Eight months after its launch, the government’s UAV (Unmanned Aerial Vehicle) surveillance project to track illegal sand mining across the riverbeds has reported 48 per cent success. However, with most of the missions returning unsuccessful due to difficulty in operating after dusk, the Geology & Mining Department is now looking to source drones with infrared capability.
“So far, we have operated about 46 UAV missions. Three teams, which flew these drones, clocked the total flying time of 24.36 hours and helped us get success in 22 missions. By success, we mean that the mission resulted in a fine or FIR or both,” said Roopwant Singh, Commissioner of Geology & Mining Department.
In the 22 successful missions, the department has imposed a penalty of Rs 13.96 crore and filed four FIRs.
According to officials, the UAV missions were flown after the department received “intelligence” about illegal mining happening on the river-beds. However, most of the missions returned without success, especially from the Sabarmati riverbed, as most of the mining activity is happening during the night, officials said.
“Night-time operations are a challenge. The drones are currently equipped with high-intensity lights, which are not adequate to track down illegal-miners after dusk. Moreover, the illegal miners are also tracking our vehicles operating the UAVs, which contributes to a mission failing,” Singh said.
He added that the missions, being operated by a private agency, are given adequate security to conduct operations.
To combat these issues, the department is planning to get drones with infrared vision.

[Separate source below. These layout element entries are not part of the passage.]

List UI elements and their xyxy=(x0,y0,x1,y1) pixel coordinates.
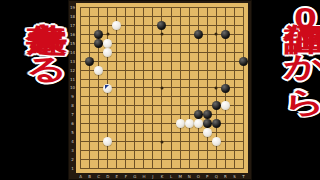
board-cell[interactable] xyxy=(176,3,185,12)
board-cell[interactable] xyxy=(203,66,212,75)
board-cell[interactable] xyxy=(194,101,203,110)
board-cell[interactable] xyxy=(103,164,112,173)
board-cell[interactable] xyxy=(121,155,130,164)
board-cell[interactable] xyxy=(139,48,148,57)
board-cell[interactable] xyxy=(139,57,148,66)
board-cell[interactable] xyxy=(85,84,94,93)
board-cell[interactable] xyxy=(203,146,212,155)
board-cell[interactable] xyxy=(185,164,194,173)
board-cell[interactable] xyxy=(212,57,221,66)
board-cell[interactable] xyxy=(148,66,157,75)
board-cell[interactable] xyxy=(94,39,103,48)
board-cell[interactable] xyxy=(212,128,221,137)
board-cell[interactable] xyxy=(221,57,230,66)
board-cell[interactable] xyxy=(85,12,94,21)
board-cell[interactable] xyxy=(167,92,176,101)
board-cell[interactable] xyxy=(157,3,166,12)
board-cell[interactable] xyxy=(230,3,239,12)
board-cell[interactable] xyxy=(139,146,148,155)
board-cell[interactable] xyxy=(130,110,139,119)
board-cell[interactable] xyxy=(94,128,103,137)
board-cell[interactable] xyxy=(157,66,166,75)
board-cell[interactable] xyxy=(221,75,230,84)
board-cell[interactable] xyxy=(194,48,203,57)
board-cell[interactable] xyxy=(185,12,194,21)
board-cell[interactable] xyxy=(230,21,239,30)
board-cell[interactable] xyxy=(103,128,112,137)
board-cell[interactable] xyxy=(112,155,121,164)
board-cell[interactable] xyxy=(121,84,130,93)
board-cell[interactable] xyxy=(112,48,121,57)
board-cell[interactable] xyxy=(157,119,166,128)
board-cell[interactable] xyxy=(230,48,239,57)
board-cell[interactable] xyxy=(203,101,212,110)
board-cell[interactable] xyxy=(121,12,130,21)
board-cell[interactable] xyxy=(167,128,176,137)
board-cell[interactable] xyxy=(167,101,176,110)
board-cell[interactable] xyxy=(212,92,221,101)
board-cell[interactable] xyxy=(148,84,157,93)
board-cell[interactable] xyxy=(230,92,239,101)
board-cell[interactable] xyxy=(76,57,85,66)
board-cell[interactable] xyxy=(185,30,194,39)
board-cell[interactable] xyxy=(94,75,103,84)
board-cell[interactable] xyxy=(76,92,85,101)
board-cell[interactable] xyxy=(239,119,248,128)
board-cell[interactable] xyxy=(185,84,194,93)
board-cell[interactable] xyxy=(130,92,139,101)
board-cell[interactable] xyxy=(221,3,230,12)
board-cell[interactable] xyxy=(230,128,239,137)
board-cell[interactable] xyxy=(112,21,121,30)
board-cell[interactable] xyxy=(167,30,176,39)
board-cell[interactable] xyxy=(239,92,248,101)
board-cell[interactable] xyxy=(130,119,139,128)
board-cell[interactable] xyxy=(203,21,212,30)
board-cell[interactable] xyxy=(121,39,130,48)
board-cell[interactable] xyxy=(212,155,221,164)
board-cell[interactable] xyxy=(203,12,212,21)
board-cell[interactable] xyxy=(139,155,148,164)
board-cell[interactable] xyxy=(194,75,203,84)
board-cell[interactable] xyxy=(76,21,85,30)
board-cell[interactable] xyxy=(112,30,121,39)
board-cell[interactable] xyxy=(176,57,185,66)
board-cell[interactable] xyxy=(85,110,94,119)
board-cell[interactable] xyxy=(139,21,148,30)
board-cell[interactable] xyxy=(185,146,194,155)
board-cell[interactable] xyxy=(139,3,148,12)
board-cell[interactable] xyxy=(212,66,221,75)
board-cell[interactable] xyxy=(139,101,148,110)
board-cell[interactable] xyxy=(176,75,185,84)
board-cell[interactable] xyxy=(167,12,176,21)
board-cell[interactable] xyxy=(85,137,94,146)
board-cell[interactable] xyxy=(130,128,139,137)
board-cell[interactable] xyxy=(239,30,248,39)
board-cell[interactable] xyxy=(94,146,103,155)
board-cell[interactable] xyxy=(148,21,157,30)
board-cell[interactable] xyxy=(76,66,85,75)
board-cell[interactable] xyxy=(130,39,139,48)
board-cell[interactable] xyxy=(121,92,130,101)
board-cell[interactable] xyxy=(94,66,103,75)
board-cell[interactable] xyxy=(112,66,121,75)
board-cell[interactable] xyxy=(76,75,85,84)
board-cell[interactable] xyxy=(103,119,112,128)
board-cell[interactable] xyxy=(94,84,103,93)
board-cell[interactable] xyxy=(130,66,139,75)
board-cell[interactable] xyxy=(176,92,185,101)
board-cell[interactable] xyxy=(121,164,130,173)
board-cell[interactable] xyxy=(157,101,166,110)
board-cell[interactable] xyxy=(194,155,203,164)
board-cell[interactable] xyxy=(203,84,212,93)
board-cell[interactable] xyxy=(157,21,166,30)
board-cell[interactable] xyxy=(194,92,203,101)
board-cell[interactable] xyxy=(167,155,176,164)
board-cell[interactable] xyxy=(157,155,166,164)
board-cell[interactable] xyxy=(185,119,194,128)
board-cell[interactable] xyxy=(130,155,139,164)
board-cell[interactable] xyxy=(230,30,239,39)
board-cell[interactable] xyxy=(221,146,230,155)
board-cell[interactable] xyxy=(112,146,121,155)
board-cell[interactable] xyxy=(94,12,103,21)
board-cell[interactable] xyxy=(85,92,94,101)
board-cell[interactable] xyxy=(130,21,139,30)
board-cell[interactable] xyxy=(94,137,103,146)
board-cell[interactable] xyxy=(176,101,185,110)
board-cell[interactable] xyxy=(130,30,139,39)
board-cell[interactable] xyxy=(85,3,94,12)
board-cell[interactable] xyxy=(76,30,85,39)
board-cell[interactable] xyxy=(85,21,94,30)
board-cell[interactable] xyxy=(85,39,94,48)
board-cell[interactable] xyxy=(148,146,157,155)
board-cell[interactable] xyxy=(221,110,230,119)
board-cell[interactable] xyxy=(121,101,130,110)
board-cell[interactable] xyxy=(148,155,157,164)
board-cell[interactable] xyxy=(239,84,248,93)
board-cell[interactable] xyxy=(185,57,194,66)
board-cell[interactable] xyxy=(85,164,94,173)
board-cell[interactable] xyxy=(112,110,121,119)
board-cell[interactable] xyxy=(239,155,248,164)
board-cell[interactable] xyxy=(185,39,194,48)
board-cell[interactable] xyxy=(148,12,157,21)
board-cell[interactable] xyxy=(112,137,121,146)
board-cell[interactable] xyxy=(212,21,221,30)
board-cell[interactable] xyxy=(112,164,121,173)
board-cell[interactable] xyxy=(194,39,203,48)
board-cell[interactable] xyxy=(157,146,166,155)
board-cell[interactable] xyxy=(148,3,157,12)
board-cell[interactable] xyxy=(185,48,194,57)
board-cell[interactable] xyxy=(203,155,212,164)
board-cell[interactable] xyxy=(212,48,221,57)
board-cell[interactable] xyxy=(194,164,203,173)
board-cell[interactable] xyxy=(112,57,121,66)
board-cell[interactable] xyxy=(221,92,230,101)
board-cell[interactable] xyxy=(203,164,212,173)
board-cell[interactable] xyxy=(185,92,194,101)
board-cell[interactable] xyxy=(139,128,148,137)
board-cell[interactable] xyxy=(194,21,203,30)
board-cell[interactable] xyxy=(157,48,166,57)
board-cell[interactable] xyxy=(176,146,185,155)
board-cell[interactable] xyxy=(203,128,212,137)
board-cell[interactable] xyxy=(121,137,130,146)
board-cell[interactable] xyxy=(121,128,130,137)
board-cell[interactable] xyxy=(85,66,94,75)
board-cell[interactable] xyxy=(157,128,166,137)
board-cell[interactable] xyxy=(94,164,103,173)
board-cell[interactable] xyxy=(185,101,194,110)
board-cell[interactable] xyxy=(157,57,166,66)
board-cell[interactable] xyxy=(185,128,194,137)
board-cell[interactable] xyxy=(112,12,121,21)
board-cell[interactable] xyxy=(185,110,194,119)
board-cell[interactable] xyxy=(194,128,203,137)
board-cell[interactable] xyxy=(221,137,230,146)
board-cell[interactable] xyxy=(85,30,94,39)
board-cell[interactable] xyxy=(76,155,85,164)
board-cell[interactable] xyxy=(121,110,130,119)
board-cell[interactable] xyxy=(176,155,185,164)
board-cell[interactable] xyxy=(148,30,157,39)
board-cell[interactable] xyxy=(176,137,185,146)
board-cell[interactable] xyxy=(94,92,103,101)
board-cell[interactable] xyxy=(130,146,139,155)
board-cell[interactable] xyxy=(212,146,221,155)
board-cell[interactable] xyxy=(212,101,221,110)
board-cell[interactable] xyxy=(130,101,139,110)
board-cell[interactable] xyxy=(194,66,203,75)
board-cell[interactable] xyxy=(148,137,157,146)
board-cell[interactable] xyxy=(157,12,166,21)
board-cell[interactable] xyxy=(103,146,112,155)
board-cell[interactable] xyxy=(239,75,248,84)
board-cell[interactable] xyxy=(148,128,157,137)
board-cell[interactable] xyxy=(221,12,230,21)
board-cell[interactable] xyxy=(239,110,248,119)
board-cell[interactable] xyxy=(194,12,203,21)
board-cell[interactable] xyxy=(167,164,176,173)
board-cell[interactable] xyxy=(76,12,85,21)
board-cell[interactable] xyxy=(230,119,239,128)
board-cell[interactable] xyxy=(121,146,130,155)
board-cell[interactable] xyxy=(167,137,176,146)
board-cell[interactable] xyxy=(221,155,230,164)
board-cell[interactable] xyxy=(194,146,203,155)
board-cell[interactable] xyxy=(167,39,176,48)
board-cell[interactable] xyxy=(230,57,239,66)
board-cell[interactable] xyxy=(194,84,203,93)
board-cell[interactable] xyxy=(203,39,212,48)
board-cell[interactable] xyxy=(157,30,166,39)
board-cell[interactable] xyxy=(221,39,230,48)
board-cell[interactable] xyxy=(94,48,103,57)
board-cell[interactable] xyxy=(230,155,239,164)
board-cell[interactable] xyxy=(112,119,121,128)
board-cell[interactable] xyxy=(148,57,157,66)
board-cell[interactable] xyxy=(167,66,176,75)
board-cell[interactable] xyxy=(148,75,157,84)
board-cell[interactable] xyxy=(212,84,221,93)
board-cell[interactable] xyxy=(239,21,248,30)
board-cell[interactable] xyxy=(185,137,194,146)
board-cell[interactable] xyxy=(230,110,239,119)
board-cell[interactable] xyxy=(85,75,94,84)
board-cell[interactable] xyxy=(167,75,176,84)
board-cell[interactable] xyxy=(76,110,85,119)
board-cell[interactable] xyxy=(139,84,148,93)
board-cell[interactable] xyxy=(221,119,230,128)
board-cell[interactable] xyxy=(103,110,112,119)
board-cell[interactable] xyxy=(221,21,230,30)
board-cell[interactable] xyxy=(139,92,148,101)
board-cell[interactable] xyxy=(121,30,130,39)
board-cell[interactable] xyxy=(221,128,230,137)
board-cell[interactable] xyxy=(94,3,103,12)
board-cell[interactable] xyxy=(176,164,185,173)
board-cell[interactable] xyxy=(76,48,85,57)
board-cell[interactable] xyxy=(130,48,139,57)
board-cell[interactable] xyxy=(221,164,230,173)
board-cell[interactable] xyxy=(167,84,176,93)
board-cell[interactable] xyxy=(103,137,112,146)
board-cell[interactable] xyxy=(176,119,185,128)
board-cell[interactable] xyxy=(176,128,185,137)
board-cell[interactable] xyxy=(203,119,212,128)
board-cell[interactable] xyxy=(139,66,148,75)
board-cell[interactable] xyxy=(203,48,212,57)
board-cell[interactable] xyxy=(103,39,112,48)
board-cell[interactable] xyxy=(185,155,194,164)
board-cell[interactable] xyxy=(85,48,94,57)
board-cell[interactable] xyxy=(221,48,230,57)
board-cell[interactable] xyxy=(239,164,248,173)
board-cell[interactable] xyxy=(103,155,112,164)
board-cell[interactable] xyxy=(139,12,148,21)
board-cell[interactable] xyxy=(212,137,221,146)
board-cell[interactable] xyxy=(194,119,203,128)
board-cell[interactable] xyxy=(157,137,166,146)
board-cell[interactable] xyxy=(130,137,139,146)
board-cell[interactable] xyxy=(167,48,176,57)
board-cell[interactable] xyxy=(94,110,103,119)
board-cell[interactable] xyxy=(121,3,130,12)
board-cell[interactable] xyxy=(85,128,94,137)
board-cell[interactable] xyxy=(76,101,85,110)
board-cell[interactable] xyxy=(212,75,221,84)
board-cell[interactable] xyxy=(239,12,248,21)
board-cell[interactable] xyxy=(194,57,203,66)
board-cell[interactable] xyxy=(212,12,221,21)
board-cell[interactable] xyxy=(112,39,121,48)
board-cell[interactable] xyxy=(94,57,103,66)
board-cell[interactable] xyxy=(239,101,248,110)
board-cell[interactable] xyxy=(139,30,148,39)
board-cell[interactable] xyxy=(176,84,185,93)
board-cell[interactable] xyxy=(94,21,103,30)
board-cell[interactable] xyxy=(85,146,94,155)
board-cell[interactable] xyxy=(185,66,194,75)
board-cell[interactable] xyxy=(103,48,112,57)
board-cell[interactable] xyxy=(230,75,239,84)
board-cell[interactable] xyxy=(185,75,194,84)
board-cell[interactable] xyxy=(139,110,148,119)
board-cell[interactable] xyxy=(157,110,166,119)
board-cell[interactable] xyxy=(203,75,212,84)
board-cell[interactable] xyxy=(157,75,166,84)
board-cell[interactable] xyxy=(157,39,166,48)
board-cell[interactable] xyxy=(121,21,130,30)
board-cell[interactable] xyxy=(212,3,221,12)
board-cell[interactable] xyxy=(139,137,148,146)
board-cell[interactable] xyxy=(230,164,239,173)
board-cell[interactable] xyxy=(103,75,112,84)
board-cell[interactable] xyxy=(176,110,185,119)
board-cell[interactable] xyxy=(85,119,94,128)
board-cell[interactable] xyxy=(103,3,112,12)
board-cell[interactable] xyxy=(76,164,85,173)
board-cell[interactable] xyxy=(121,119,130,128)
board-cell[interactable] xyxy=(239,48,248,57)
board-cell[interactable] xyxy=(212,164,221,173)
board-cell[interactable] xyxy=(112,101,121,110)
board-cell[interactable] xyxy=(239,57,248,66)
board-cell[interactable] xyxy=(212,119,221,128)
board-cell[interactable] xyxy=(203,57,212,66)
board-cell[interactable] xyxy=(94,101,103,110)
board-cell[interactable] xyxy=(112,75,121,84)
board-cell[interactable] xyxy=(112,3,121,12)
board-cell[interactable] xyxy=(157,92,166,101)
board-cell[interactable] xyxy=(76,137,85,146)
board-cell[interactable] xyxy=(157,84,166,93)
board-cell[interactable] xyxy=(203,110,212,119)
board-cell[interactable] xyxy=(139,119,148,128)
board-cell[interactable] xyxy=(148,110,157,119)
board-cell[interactable] xyxy=(176,66,185,75)
board-cell[interactable] xyxy=(167,146,176,155)
board-cell[interactable] xyxy=(212,110,221,119)
board-cell[interactable] xyxy=(148,48,157,57)
board-cell[interactable] xyxy=(103,30,112,39)
board-cell[interactable] xyxy=(167,119,176,128)
board-cell[interactable] xyxy=(176,21,185,30)
board-cell[interactable] xyxy=(130,164,139,173)
board-cell[interactable] xyxy=(148,39,157,48)
board-cell[interactable] xyxy=(212,39,221,48)
board-cell[interactable] xyxy=(85,57,94,66)
board-cell[interactable] xyxy=(203,30,212,39)
board-cell[interactable] xyxy=(176,30,185,39)
board-cell[interactable] xyxy=(239,3,248,12)
board-cell[interactable] xyxy=(103,57,112,66)
board-cell[interactable] xyxy=(230,66,239,75)
board-cell[interactable] xyxy=(85,155,94,164)
board-cell[interactable] xyxy=(148,92,157,101)
board-cell[interactable] xyxy=(230,101,239,110)
board-cell[interactable] xyxy=(239,39,248,48)
board-cell[interactable] xyxy=(130,84,139,93)
board-cell[interactable] xyxy=(221,84,230,93)
board-cell[interactable] xyxy=(239,128,248,137)
board-cell[interactable] xyxy=(121,57,130,66)
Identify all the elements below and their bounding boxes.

The department has received a proposal from Centre for Aerospace, Madras Institute of Technology, for supplying fixed-wing drones that will also have infrared capability and can operate after night-fall.
“Currently the department is operating quadcopters (a drone controlled by four rotors) which can do only limited hours. We are targeting reconnaissance and surveillance for a longer duration,” he said, adding that the drones with better capability are expected to be procured this year.
“We also do not want to restrict the surveillance project to riverbeds. Next year, we plan to extend it to major leases like limestone, lignite and bauxite,” Singh said.
Apart from surveillance of the river beds and mines, the department is planning to conduct a volumetric analysis of the pits that have already been dug by illegal miners in the rivers.
Sabarmati river will be the first where such a volumetric analysis is being planned.